In the employee program, J&J workers talk about their personal priorities and learn about foods and activities that can boost their energy levels. Employees who have “graduated” are not only more likely to stay with J&J, they are 25% more likely to be promoted, according to Fasolo. This success underscores the idea that helping employees identify their priorities and find balance in areas that don’t directly have anything to do with their work lives may make them more productive in the long run.

“These are really hard outcomes that demonstrate that when we invest in you, you are investing in our patients and our customers and our consumers,” Fasolo added. “That’s why we do it, because it feeds off itself.”

For a company that each year talks to about 1 million prospective employees and hires about 28,000 workers, creating an inclusive, progressive benefits program keeps the business competitive. And the increasingly senior millennial workforce is one that is interested in working for companies that help them manage their lives and allow an intersection between the personal and the professional, Fasolo said. 

“So, yes, we do it because it is the right thing to do and we do it because it allows us to stay very, very competitive,” he added. “This is what our people are telling us. This is what new entrants are telling us, and they are also helping us make these policies be very progressive and tailored to the 21st-century family, which looks different than perhaps when we started this in the late ‘60s and ‘70s.”

Fixing the cost-curve

But even for the most progressive benefits programs, the heart of the issue is still cost.

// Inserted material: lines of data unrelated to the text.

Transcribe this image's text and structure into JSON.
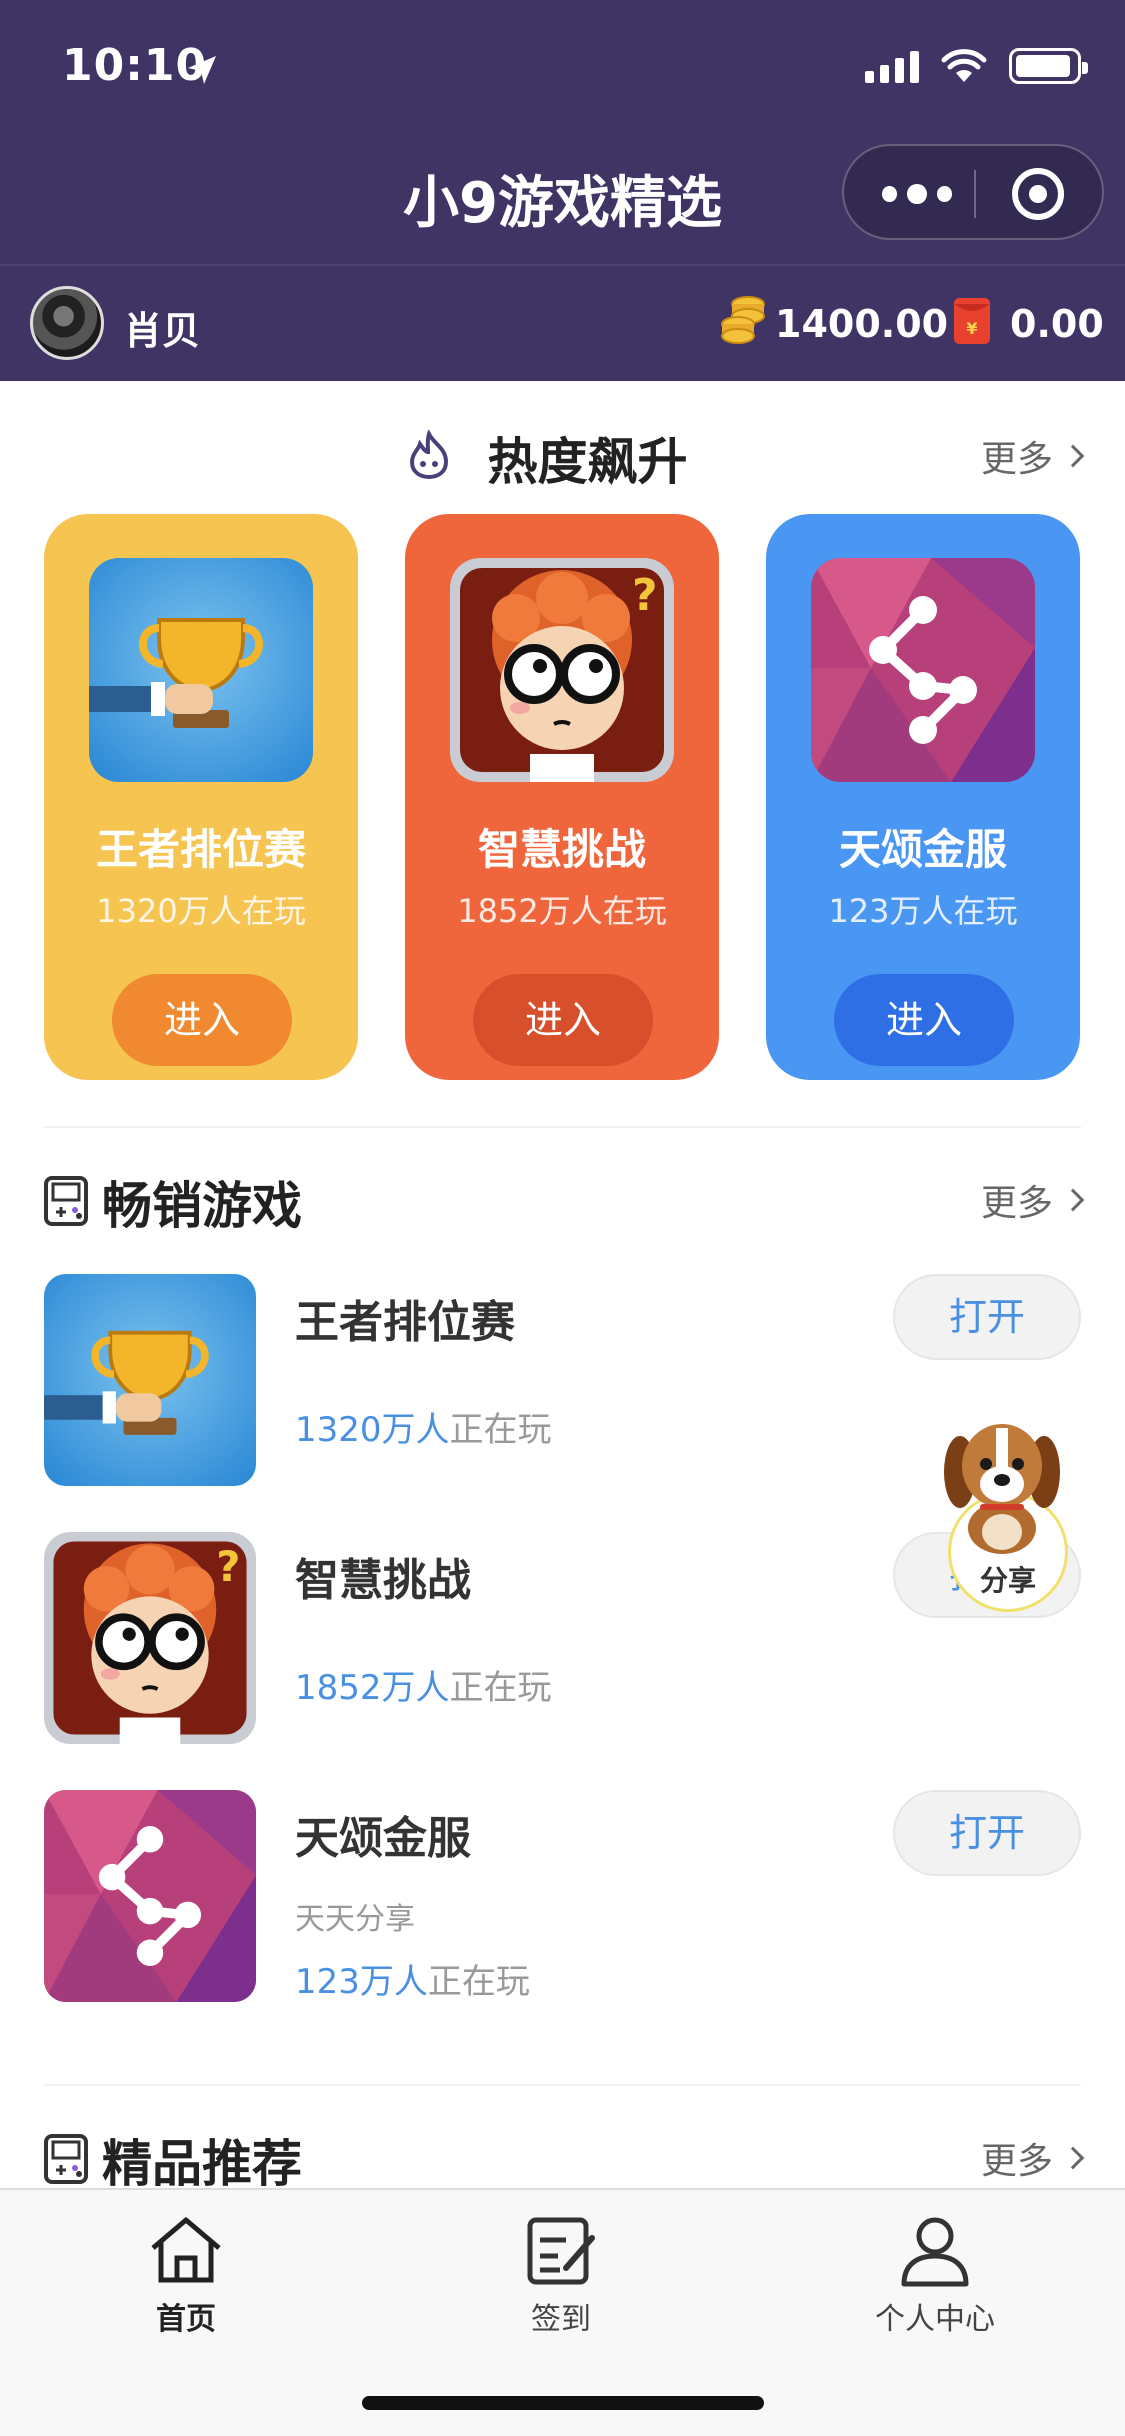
{
  "status_bar": {
    "time": "10:10"
  },
  "nav": {
    "title": "小9游戏精选"
  },
  "user": {
    "name": "肖贝",
    "coins": "1400.00",
    "red_packet": "0.00"
  },
  "hot_section": {
    "title": "热度飙升",
    "more_label": "更多",
    "cards": [
      {
        "name": "王者排位赛",
        "players": "1320万人在玩",
        "enter_label": "进入",
        "bg_color": "#f6c451",
        "btn_color": "#f0892f",
        "icon": "trophy-icon"
      },
      {
        "name": "智慧挑战",
        "players": "1852万人在玩",
        "enter_label": "进入",
        "bg_color": "#ef663c",
        "btn_color": "#d7502b",
        "icon": "cartoon-boy-icon"
      },
      {
        "name": "天颂金服",
        "players": "123万人在玩",
        "enter_label": "进入",
        "bg_color": "#4a96f3",
        "btn_color": "#2f6fe6",
        "icon": "share-nodes-icon"
      }
    ]
  },
  "bestseller_section": {
    "title": "畅销游戏",
    "more_label": "更多",
    "items": [
      {
        "name": "王者排位赛",
        "subtitle": "",
        "players_count": "1320万人",
        "players_suffix": "正在玩",
        "open_label": "打开",
        "icon": "trophy-icon"
      },
      {
        "name": "智慧挑战",
        "subtitle": "",
        "players_count": "1852万人",
        "players_suffix": "正在玩",
        "open_label": "打开",
        "icon": "cartoon-boy-icon"
      },
      {
        "name": "天颂金服",
        "subtitle": "天天分享",
        "players_count": "123万人",
        "players_suffix": "正在玩",
        "open_label": "打开",
        "icon": "share-nodes-icon"
      }
    ]
  },
  "premium_section": {
    "title": "精品推荐",
    "more_label": "更多"
  },
  "floating_share": {
    "label": "分享"
  },
  "tabbar": {
    "tabs": [
      {
        "label": "首页",
        "active": true
      },
      {
        "label": "签到",
        "active": false
      },
      {
        "label": "个人中心",
        "active": false
      }
    ]
  },
  "colors": {
    "header_bg": "#3f3464",
    "accent_blue": "#4a90e2"
  }
}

This is likely why Amazon (No. 1), J.P. Morgan Chase (No. 18) and Berkshire Hathaway as well as Apple (No. 6) are pursuing plans to take more control over their employees’ healthcare, in hope that technology can be used to streamline widespread inefficiencies that contribute to poor patient outcomes and rising healthcare costs.

Abbott had launched its care-coordinator program, which reported 170,000 “interactions” for its 17,000 employees in 2017, as a way to stem employee confusion about what benefits were available to them and how they worked, and not to cut healthcare spending for its employees. In fact, Abbott decided not to work with a different care coordinator provider that wanted to be paid based on how much money it saved for the employees. “I couldn’t say to an employee that these guys are on your side,” Moreland said.

Companies offering similar health advocacy programs rose 12% from 2016 to 2017, according to Korn Ferry’s Cameron, likely driven by the complexity of the U.S. healthcare system. Not only are employers are the hook to pay for healthcare’s inefficiencies, so are their employees, who have to take time away from their work and personal lives to deal with calls to medical billing offices and insurance providers.

In Wichman’s case, the coordinator sent her an Excel spreadsheet of what bills to pay, which ones to skip, and noted when she had reached her deductible and out-of-pocket maximum.

“They made one of the most confusing experiences in life simple,” Wichman said.